«Rotes Moskau» und «Wiener Blut»vorstadt

Immer der Nase nach (Ietzter Teil)

Was erzählen uns Parfüms über ihre jeweiligen kulturellen und ideologischen Hintergründe? Welche regionalen Duftmarker sind in das kollektive Gedächtnis eingegangen? Im letzten Teil der Serie unternimmt Stephanie Weismann (Text) eine Schnupperfahrt von Paris bis Moskau.

Geschmack und Gerüche haben einen bedeutenden Einfluss auf unser Imaginarium von Menschen, Ländern und Kulturen – sie prägen unsere Vorstellungen vom Land, «wo die Zitronen blühen» bis zum «kohlegeschwängerten Ostblock». Unsere Geruchsvorlieben und -eindrücke sagen viel über kulturelle und regionale Eigenheiten aus.
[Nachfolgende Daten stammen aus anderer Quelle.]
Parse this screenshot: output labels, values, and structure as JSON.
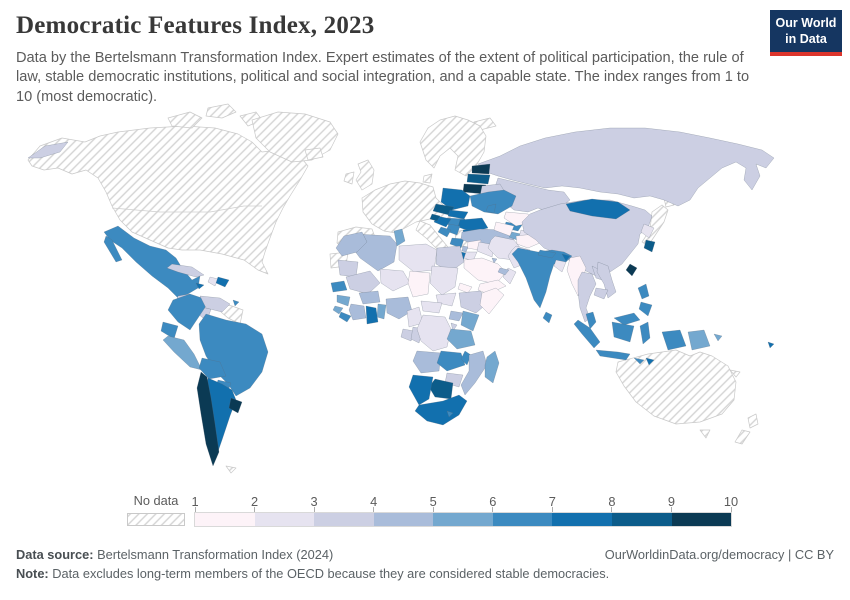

Wir wissen etwa von der Bedeutung regionaler Geruchs- und Geschmacksvorlieben für die internationale Tabakproduktion. Tabakmischungen werden auf ihre jeweilige Klientel abgestimmt: Europäische Marlboros schmecken und riechen anders als amerikanische. Auch die Duftnoten von Putzmitteln variieren stark von Land zu Land: Sauberkeit und Frische vermitteln wahlweise Chlor, Fliedergeruch oder Zitronenduft.

Die kulturelle (und politische) Bedeutung von Düften.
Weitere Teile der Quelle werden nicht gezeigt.